Perhaps controversially, he claims that a business’s goal is not merely to make as much money as possible, but to create other positive results.

Multi-billionaire Amazon CEO Jeff Bezos might not agree. He defended his company as one with an “intentional approach”, rather than the “soulless, dystopian” nightmare portrayed by the Times.

Employee Nick Ciubotariu echoed his sentiments in a riposte on LinkedIn, insisting that Amazon was a productive, data-driven environment rather than an unforgiving one. But this emphasis on production is perhaps part of the problem.

HUMANS AND ROBOTS

With a growing trend for artificial intelligence, the benefit of people is that they provide something different to tireless, efficient machines.

“We’re not upgrading humans as fast as we are technology,” said Anthony. “We’re starting to treat people like another robot that we can get rid of, something mechanised. If I see you as a unit of economic production then I value you in terms of your output. It devalues and dehumanises you.”

Even great thinkers from the world of science, including Stephen Hawking and Elon Musk, have pointed out the existential crisis presented by advances in technology. It allows opportunities for companies to run differently, but there needs to be a balance between humans and robots.

PEOPLE BEFORE PROFIT

Anthony believes that our greatest leaders were people-centric, putting human first in all decisions.

“The Mandelas, the Martin Luther Kings emerged in response to major things, Apartheid and oppression. They responded to need by saying, ‘I see you with your hopes, dreams and aspirations’.

“That’s what should have happened on the docks — someone should have said, ‘These are people with families, this is how they should be treated’. You have to put yourself in their shoes.”

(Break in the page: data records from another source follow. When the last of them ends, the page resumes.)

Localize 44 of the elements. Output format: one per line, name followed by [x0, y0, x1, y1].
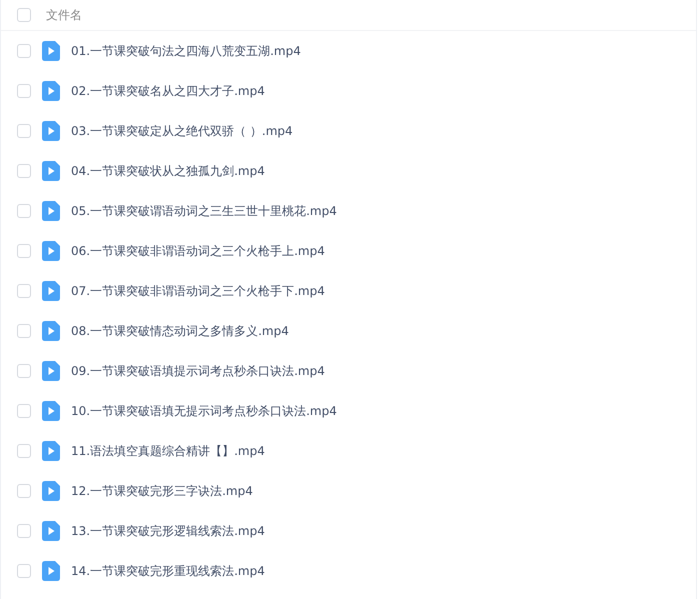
- row-checkbox[interactable]: [17, 324, 31, 338]
- video-file-icon: [42, 401, 60, 421]
- video-file-icon: [42, 281, 60, 301]
- row-checkbox[interactable]: [17, 204, 31, 218]
- file-name[interactable]: 10.一节课突破语填无提示词考点秒杀口诀法.mp4: [71, 402, 337, 420]
- video-file-icon: [42, 41, 60, 61]
- file-name[interactable]: 12.一节课突破完形三字诀法.mp4: [71, 482, 253, 500]
- file-name[interactable]: 04.一节课突破状从之独孤九剑.mp4: [71, 162, 265, 180]
- video-file-icon: [42, 561, 60, 581]
- file-name[interactable]: 08.一节课突破情态动词之多情多义.mp4: [71, 322, 289, 340]
- file-name[interactable]: 09.一节课突破语填提示词考点秒杀口诀法.mp4: [71, 362, 325, 380]
- row-checkbox[interactable]: [17, 44, 31, 58]
- row-checkbox[interactable]: [17, 404, 31, 418]
- video-file-icon: [42, 481, 60, 501]
- file-name[interactable]: 14.一节课突破完形重现线索法.mp4: [71, 562, 265, 580]
- row-checkbox[interactable]: [17, 84, 31, 98]
- file-name[interactable]: 13.一节课突破完形逻辑线索法.mp4: [71, 522, 265, 540]
- file-name[interactable]: 07.一节课突破非谓语动词之三个火枪手下.mp4: [71, 282, 325, 300]
- row-checkbox[interactable]: [17, 564, 31, 578]
- file-name[interactable]: 03.一节课突破定从之绝代双骄（ ）.mp4: [71, 122, 293, 140]
- video-file-icon: [42, 521, 60, 541]
- row-checkbox[interactable]: [17, 484, 31, 498]
- video-file-icon: [42, 161, 60, 181]
- row-checkbox[interactable]: [17, 244, 31, 258]
- row-checkbox[interactable]: [17, 524, 31, 538]
- file-name[interactable]: 01.一节课突破句法之四海八荒变五湖.mp4: [71, 42, 301, 60]
- video-file-icon: [42, 321, 60, 341]
- file-name[interactable]: 11.语法填空真题综合精讲【】.mp4: [71, 442, 265, 460]
- row-checkbox[interactable]: [17, 284, 31, 298]
- video-file-icon: [42, 241, 60, 261]
- row-checkbox[interactable]: [17, 164, 31, 178]
- video-file-icon: [42, 121, 60, 141]
- select-all-checkbox[interactable]: [17, 8, 31, 22]
- row-checkbox[interactable]: [17, 444, 31, 458]
- row-checkbox[interactable]: [17, 124, 31, 138]
- file-name[interactable]: 05.一节课突破谓语动词之三生三世十里桃花.mp4: [71, 202, 337, 220]
- video-file-icon: [42, 201, 60, 221]
- column-header: 文件名: [46, 6, 82, 24]
- video-file-icon: [42, 361, 60, 381]
- video-file-icon: [42, 441, 60, 461]
- row-checkbox[interactable]: [17, 364, 31, 378]
- file-name[interactable]: 02.一节课突破名从之四大才子.mp4: [71, 82, 265, 100]
- file-name[interactable]: 06.一节课突破非谓语动词之三个火枪手上.mp4: [71, 242, 325, 260]
- video-file-icon: [42, 81, 60, 101]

Leaders need to think about both “proper and permissive” ways to act, he added. “With the expenses scandal, MPs were saying they were operating within the law. So it was permissible, but was it proper?”

COMMUNITY FIRST

The idea is to put engagement of staff, customers and communities before everything else. Unilever’s Paul Polman recently took up this concept in his plan for a sustainable future, insisting that a business cannot “just be a business”, and cannot prosper where a community fails.

If a community succeeds, people will buy more cosmetics, food and even banking products, so it makes sense to move the focus away from the profit margin.

Netflix recently grabbed the world’s attention by announcing that employees could take as much parental leave, and as much annual leave, as they chose, in keeping with a philosophy of
trust. If you respect the ability of staff to act as responsible adults, they will do so, the thinking goes.

Some argued this policy might encourage staff to not use all their leave to display their dedication. In fact, its success depends on whether a company shows staff it values their mental, physical and emotional wellbeing.

Ruling with love, not fear, could genuinely be the secret to a successful workplace.

Anthony Howard’s tips for human-centred success

● Understand the moral and technological challenges

● Create a long-term outlook that underpins sustainability

● Discover your purpose and foster virtues that help achieve it

● Influence others by building meaningful, person-to-person relationships

● Turn your personal moral values into a leadership style that will benefit and inspire others.